On a typical day the amount that an average visitor "pays" $0.002 to view a bit of content by a certain percentage clicking on an ad. Through advertising, that bit of content has a value of $0.002.

True, but what has it to do with ad blocking? The typical AdBlock user never clicks on ads, that's a zero percentage, yielding an average $0.000 a day for viewing said bit of content. Unfair, you might say, but then, what do you want to do about it? Technically prevent "never clickers" from accessing your content? Impossible. Introduce a law that requires at least one click'n'purchase a month? Ridiculous (well, not necessarily, I can envision an RIAA-supported bill that requires every US citizen to buy at least one music CD a month).

Those users who do find your ads interesting, though, will not use AdBlock, or at least not configure it to block those ads that they DO find interesting.
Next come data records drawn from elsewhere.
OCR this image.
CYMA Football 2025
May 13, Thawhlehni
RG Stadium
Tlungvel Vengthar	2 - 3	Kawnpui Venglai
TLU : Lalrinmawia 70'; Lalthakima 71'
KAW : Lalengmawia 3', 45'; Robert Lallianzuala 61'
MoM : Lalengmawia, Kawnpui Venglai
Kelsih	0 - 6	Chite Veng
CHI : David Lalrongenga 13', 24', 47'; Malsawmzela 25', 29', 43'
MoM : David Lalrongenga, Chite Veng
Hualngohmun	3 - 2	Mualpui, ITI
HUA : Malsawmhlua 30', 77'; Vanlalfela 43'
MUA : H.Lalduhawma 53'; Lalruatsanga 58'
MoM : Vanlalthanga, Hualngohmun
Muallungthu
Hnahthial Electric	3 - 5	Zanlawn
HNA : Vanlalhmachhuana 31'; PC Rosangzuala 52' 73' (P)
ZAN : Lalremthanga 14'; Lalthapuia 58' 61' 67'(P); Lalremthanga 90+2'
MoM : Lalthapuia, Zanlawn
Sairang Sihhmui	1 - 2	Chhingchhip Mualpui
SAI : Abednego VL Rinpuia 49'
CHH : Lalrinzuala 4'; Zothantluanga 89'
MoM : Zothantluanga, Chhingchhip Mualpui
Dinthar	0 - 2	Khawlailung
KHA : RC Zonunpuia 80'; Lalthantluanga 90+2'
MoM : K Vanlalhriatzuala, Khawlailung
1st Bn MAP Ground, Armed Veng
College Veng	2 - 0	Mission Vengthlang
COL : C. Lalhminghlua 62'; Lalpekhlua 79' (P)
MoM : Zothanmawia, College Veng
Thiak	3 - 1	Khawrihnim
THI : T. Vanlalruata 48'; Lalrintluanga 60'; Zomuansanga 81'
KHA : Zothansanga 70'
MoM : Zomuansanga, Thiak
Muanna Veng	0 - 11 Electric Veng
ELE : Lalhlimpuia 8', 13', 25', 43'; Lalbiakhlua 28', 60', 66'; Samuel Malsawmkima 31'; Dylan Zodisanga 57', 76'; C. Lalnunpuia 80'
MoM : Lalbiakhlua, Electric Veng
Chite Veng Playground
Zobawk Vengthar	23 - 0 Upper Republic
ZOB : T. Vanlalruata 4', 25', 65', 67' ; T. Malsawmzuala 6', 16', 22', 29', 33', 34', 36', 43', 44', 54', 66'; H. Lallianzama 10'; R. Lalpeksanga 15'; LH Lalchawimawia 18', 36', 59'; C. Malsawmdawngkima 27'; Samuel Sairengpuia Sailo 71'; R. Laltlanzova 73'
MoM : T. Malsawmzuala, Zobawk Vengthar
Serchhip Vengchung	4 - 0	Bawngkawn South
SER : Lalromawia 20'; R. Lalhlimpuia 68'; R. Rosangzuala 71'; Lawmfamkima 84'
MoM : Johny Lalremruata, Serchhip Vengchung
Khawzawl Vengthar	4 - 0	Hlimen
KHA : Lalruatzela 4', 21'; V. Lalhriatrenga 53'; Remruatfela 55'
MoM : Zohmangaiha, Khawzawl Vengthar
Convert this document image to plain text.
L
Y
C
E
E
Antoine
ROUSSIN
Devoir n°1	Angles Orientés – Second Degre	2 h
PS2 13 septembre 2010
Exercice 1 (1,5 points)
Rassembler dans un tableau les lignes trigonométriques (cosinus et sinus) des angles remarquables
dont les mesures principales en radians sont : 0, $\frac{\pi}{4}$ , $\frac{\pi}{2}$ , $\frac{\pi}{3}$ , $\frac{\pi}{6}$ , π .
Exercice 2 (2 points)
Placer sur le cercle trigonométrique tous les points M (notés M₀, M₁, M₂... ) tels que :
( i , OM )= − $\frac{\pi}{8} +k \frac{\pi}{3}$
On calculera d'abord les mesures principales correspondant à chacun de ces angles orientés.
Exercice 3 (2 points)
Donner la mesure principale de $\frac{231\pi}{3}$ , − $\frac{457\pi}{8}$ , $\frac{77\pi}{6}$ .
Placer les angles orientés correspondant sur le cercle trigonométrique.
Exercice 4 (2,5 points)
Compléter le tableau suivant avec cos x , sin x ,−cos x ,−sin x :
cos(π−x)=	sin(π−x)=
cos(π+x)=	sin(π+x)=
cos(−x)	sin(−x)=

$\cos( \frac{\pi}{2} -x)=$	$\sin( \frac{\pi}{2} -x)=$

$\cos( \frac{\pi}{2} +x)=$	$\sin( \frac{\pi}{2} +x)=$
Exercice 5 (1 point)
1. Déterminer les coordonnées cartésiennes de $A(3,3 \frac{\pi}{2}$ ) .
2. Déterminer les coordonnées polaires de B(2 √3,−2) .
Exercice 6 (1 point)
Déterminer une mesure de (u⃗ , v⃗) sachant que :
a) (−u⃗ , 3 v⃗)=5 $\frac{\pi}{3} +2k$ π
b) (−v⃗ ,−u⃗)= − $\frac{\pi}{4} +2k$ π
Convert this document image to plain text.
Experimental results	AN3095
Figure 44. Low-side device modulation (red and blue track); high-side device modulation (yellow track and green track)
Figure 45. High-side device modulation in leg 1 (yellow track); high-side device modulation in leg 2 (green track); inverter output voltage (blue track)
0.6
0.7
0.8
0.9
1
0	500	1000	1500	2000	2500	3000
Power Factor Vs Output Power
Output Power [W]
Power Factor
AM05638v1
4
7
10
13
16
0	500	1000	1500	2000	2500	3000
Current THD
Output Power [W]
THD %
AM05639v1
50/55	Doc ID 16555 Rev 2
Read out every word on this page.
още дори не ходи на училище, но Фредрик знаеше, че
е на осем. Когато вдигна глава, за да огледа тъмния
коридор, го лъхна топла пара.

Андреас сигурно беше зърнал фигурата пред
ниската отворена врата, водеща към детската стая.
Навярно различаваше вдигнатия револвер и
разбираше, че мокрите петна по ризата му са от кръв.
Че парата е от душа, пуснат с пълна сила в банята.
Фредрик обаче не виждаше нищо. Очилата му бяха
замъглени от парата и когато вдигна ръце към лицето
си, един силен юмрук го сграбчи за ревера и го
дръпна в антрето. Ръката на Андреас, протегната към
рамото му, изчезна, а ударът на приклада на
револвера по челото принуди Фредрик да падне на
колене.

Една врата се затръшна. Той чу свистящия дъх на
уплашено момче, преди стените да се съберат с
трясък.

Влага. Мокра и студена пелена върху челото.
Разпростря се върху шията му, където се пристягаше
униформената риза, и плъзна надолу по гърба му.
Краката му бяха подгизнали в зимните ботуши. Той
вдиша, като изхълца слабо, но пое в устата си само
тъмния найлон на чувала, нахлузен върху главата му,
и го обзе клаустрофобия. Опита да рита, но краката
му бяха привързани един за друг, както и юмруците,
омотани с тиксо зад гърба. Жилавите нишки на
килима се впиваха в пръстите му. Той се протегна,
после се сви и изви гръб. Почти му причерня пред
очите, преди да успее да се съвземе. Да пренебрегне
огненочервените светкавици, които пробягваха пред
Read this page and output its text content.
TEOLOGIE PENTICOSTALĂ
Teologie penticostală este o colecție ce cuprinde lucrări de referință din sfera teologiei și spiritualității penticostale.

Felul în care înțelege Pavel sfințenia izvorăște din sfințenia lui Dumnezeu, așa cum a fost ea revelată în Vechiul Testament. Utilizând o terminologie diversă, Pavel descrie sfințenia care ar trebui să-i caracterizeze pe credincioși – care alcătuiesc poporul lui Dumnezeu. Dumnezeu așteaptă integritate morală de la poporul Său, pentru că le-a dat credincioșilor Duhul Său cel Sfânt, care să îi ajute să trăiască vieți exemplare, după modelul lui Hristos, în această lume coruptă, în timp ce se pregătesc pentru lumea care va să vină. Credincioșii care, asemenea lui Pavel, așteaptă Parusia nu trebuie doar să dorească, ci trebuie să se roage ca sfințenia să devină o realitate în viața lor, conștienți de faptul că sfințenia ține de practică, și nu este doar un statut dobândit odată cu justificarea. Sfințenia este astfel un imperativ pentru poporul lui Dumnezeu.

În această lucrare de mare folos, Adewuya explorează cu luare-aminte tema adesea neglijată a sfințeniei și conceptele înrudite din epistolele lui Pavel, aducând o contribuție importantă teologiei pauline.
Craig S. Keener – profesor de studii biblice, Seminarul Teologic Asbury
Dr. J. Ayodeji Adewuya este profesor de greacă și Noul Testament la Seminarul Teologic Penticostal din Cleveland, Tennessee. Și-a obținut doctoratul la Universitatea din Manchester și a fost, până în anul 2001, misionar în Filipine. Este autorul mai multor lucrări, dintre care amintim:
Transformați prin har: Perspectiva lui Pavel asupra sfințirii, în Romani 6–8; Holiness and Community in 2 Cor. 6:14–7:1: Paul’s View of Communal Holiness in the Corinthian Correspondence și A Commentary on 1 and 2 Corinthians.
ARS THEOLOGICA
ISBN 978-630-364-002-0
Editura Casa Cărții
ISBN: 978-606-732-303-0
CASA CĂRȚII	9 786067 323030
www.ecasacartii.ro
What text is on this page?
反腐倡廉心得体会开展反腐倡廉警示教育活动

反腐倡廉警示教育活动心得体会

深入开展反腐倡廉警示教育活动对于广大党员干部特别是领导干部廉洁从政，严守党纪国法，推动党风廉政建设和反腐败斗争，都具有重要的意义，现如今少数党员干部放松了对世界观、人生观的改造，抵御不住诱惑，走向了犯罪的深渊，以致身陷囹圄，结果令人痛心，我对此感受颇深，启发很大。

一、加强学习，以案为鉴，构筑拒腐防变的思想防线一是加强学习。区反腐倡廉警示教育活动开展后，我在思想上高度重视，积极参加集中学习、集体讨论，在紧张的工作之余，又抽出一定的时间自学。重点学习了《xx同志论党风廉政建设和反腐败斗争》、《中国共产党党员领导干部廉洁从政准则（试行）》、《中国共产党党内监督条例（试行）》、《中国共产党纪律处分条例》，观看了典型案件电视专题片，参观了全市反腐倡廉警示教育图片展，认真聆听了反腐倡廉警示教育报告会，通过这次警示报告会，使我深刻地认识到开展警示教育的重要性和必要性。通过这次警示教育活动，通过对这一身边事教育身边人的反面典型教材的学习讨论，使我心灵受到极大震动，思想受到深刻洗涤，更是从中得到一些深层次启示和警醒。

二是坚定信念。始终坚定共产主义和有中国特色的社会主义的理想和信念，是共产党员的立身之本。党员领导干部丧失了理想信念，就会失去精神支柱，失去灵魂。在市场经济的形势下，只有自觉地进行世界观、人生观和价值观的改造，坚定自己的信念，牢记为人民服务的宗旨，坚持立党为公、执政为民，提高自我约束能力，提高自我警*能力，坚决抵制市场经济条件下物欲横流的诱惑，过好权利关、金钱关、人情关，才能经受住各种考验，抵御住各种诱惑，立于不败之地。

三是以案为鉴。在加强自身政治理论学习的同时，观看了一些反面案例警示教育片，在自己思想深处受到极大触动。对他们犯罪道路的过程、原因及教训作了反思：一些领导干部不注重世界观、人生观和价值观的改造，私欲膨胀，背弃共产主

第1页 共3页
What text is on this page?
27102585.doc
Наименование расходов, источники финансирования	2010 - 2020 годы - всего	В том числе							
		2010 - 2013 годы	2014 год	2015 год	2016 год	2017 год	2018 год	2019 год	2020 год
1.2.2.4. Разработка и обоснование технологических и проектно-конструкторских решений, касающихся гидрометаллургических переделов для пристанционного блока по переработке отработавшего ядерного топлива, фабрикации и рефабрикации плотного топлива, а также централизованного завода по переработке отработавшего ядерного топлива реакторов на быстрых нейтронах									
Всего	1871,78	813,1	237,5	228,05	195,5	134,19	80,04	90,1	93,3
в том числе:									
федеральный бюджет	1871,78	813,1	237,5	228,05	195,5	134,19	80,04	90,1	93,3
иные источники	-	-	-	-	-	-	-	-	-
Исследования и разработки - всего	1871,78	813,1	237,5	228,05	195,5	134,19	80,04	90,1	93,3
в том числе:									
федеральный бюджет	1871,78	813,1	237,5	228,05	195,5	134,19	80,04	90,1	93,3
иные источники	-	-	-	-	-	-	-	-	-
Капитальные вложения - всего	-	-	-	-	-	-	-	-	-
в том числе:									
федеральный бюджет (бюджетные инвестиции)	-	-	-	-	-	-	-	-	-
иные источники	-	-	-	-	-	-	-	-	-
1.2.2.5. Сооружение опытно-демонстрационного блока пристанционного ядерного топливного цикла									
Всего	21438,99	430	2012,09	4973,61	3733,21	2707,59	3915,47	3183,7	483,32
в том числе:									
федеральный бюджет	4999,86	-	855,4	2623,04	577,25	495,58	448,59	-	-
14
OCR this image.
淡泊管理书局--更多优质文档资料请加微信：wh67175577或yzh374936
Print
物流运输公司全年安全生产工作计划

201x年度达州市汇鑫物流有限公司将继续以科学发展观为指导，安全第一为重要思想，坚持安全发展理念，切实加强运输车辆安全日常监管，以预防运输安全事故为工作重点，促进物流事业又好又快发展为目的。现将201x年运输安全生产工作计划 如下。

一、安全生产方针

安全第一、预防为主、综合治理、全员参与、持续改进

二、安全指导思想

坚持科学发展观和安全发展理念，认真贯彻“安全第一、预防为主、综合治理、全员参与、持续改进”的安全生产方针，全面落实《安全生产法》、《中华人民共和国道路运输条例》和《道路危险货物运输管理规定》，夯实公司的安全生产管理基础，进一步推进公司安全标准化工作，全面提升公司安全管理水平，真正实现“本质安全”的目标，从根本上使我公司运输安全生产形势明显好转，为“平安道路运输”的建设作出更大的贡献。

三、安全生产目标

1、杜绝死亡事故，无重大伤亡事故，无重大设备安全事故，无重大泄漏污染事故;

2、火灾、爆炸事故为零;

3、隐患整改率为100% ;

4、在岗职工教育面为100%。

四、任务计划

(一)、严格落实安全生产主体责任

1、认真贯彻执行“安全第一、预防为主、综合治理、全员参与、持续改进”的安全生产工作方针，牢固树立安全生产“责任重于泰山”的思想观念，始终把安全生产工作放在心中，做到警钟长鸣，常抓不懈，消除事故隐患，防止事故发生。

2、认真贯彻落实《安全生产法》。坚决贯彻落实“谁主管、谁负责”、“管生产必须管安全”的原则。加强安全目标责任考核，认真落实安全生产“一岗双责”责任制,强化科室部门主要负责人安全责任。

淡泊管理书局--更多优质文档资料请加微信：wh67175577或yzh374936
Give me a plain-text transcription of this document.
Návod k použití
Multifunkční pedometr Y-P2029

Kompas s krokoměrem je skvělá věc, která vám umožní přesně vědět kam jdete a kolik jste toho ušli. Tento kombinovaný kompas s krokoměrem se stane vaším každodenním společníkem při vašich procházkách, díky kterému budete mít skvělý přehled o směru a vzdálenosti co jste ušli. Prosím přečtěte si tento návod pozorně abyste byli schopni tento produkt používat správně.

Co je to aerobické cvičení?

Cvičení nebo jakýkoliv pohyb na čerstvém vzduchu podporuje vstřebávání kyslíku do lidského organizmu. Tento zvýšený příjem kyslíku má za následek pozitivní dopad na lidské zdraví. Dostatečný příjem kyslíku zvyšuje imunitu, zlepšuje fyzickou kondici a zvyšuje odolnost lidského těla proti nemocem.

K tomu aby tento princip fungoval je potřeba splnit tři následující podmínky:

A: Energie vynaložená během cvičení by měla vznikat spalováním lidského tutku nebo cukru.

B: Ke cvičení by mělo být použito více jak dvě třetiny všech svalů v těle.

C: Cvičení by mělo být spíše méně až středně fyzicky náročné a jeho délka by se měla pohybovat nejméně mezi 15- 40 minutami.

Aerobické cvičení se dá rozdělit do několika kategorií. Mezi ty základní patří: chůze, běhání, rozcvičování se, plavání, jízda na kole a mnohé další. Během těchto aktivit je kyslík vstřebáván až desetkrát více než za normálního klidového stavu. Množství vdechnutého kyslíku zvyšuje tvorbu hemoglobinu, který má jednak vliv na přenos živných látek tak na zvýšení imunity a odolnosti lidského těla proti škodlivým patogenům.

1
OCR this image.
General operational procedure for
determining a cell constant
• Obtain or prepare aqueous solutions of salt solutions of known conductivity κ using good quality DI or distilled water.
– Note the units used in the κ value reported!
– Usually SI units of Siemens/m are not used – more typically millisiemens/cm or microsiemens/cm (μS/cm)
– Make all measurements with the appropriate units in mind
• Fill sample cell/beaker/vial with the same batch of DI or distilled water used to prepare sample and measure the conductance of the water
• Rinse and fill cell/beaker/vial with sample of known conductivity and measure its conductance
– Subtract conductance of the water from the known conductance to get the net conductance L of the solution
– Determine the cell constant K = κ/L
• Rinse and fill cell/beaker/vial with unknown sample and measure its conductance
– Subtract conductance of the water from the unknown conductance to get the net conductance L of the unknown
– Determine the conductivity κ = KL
Yes, I admit that's a shameless simplification regarding current ad blockers, which lack sensitivity. This problem could only be solved through cooperation between ad blocker developers and advertisers.

Of course, it seems like ever-more fierce confrontation is likelier than cooperation, and that's, unfortunately, human nature. Just consider the ongoing RIAA/MPAA madness. So my prediction is that, as ad blockers are used more often, advertisers will first increasingly try technical measures to circumvent them, i.e. deliberately reducing sensitivity, which will result in ad blocker developers finding ways to stop circumvention, and users blocking more ads than they actually would like to, meaning losses for advertisers, and thus reduced advertising revenues for content providers.

Should the advertisers start to see themselves in a losing battle, they'll increasingly use legal weaponry (and lobby legislators for more such weapons) such as copyright to target ad blocker developers and eventually also users (just like the RIAA). This will still be a losing battle, but it'll extort a heavy toll on both sides (just like the RIAA/MPAA war on P2P), with no end in sight.

All this insanity will cost a lot of money, further diminuishing ad revenues for content providers, and many will find advertisements no longer viable. By the way, the IFPI (International Federation of the Phonographic Industry) has recently tried to reduce the copyright holders' share in German CD prices, stating that they need these 2 or 3% of the total price to "combat Internet piracy". So, like every war, this will be a vicious circle, the longer it wages, the higher the stakes.

Long story short: It would be nice if we could all just get along. Unfortunately, it's not in our genetics. Let the games begin!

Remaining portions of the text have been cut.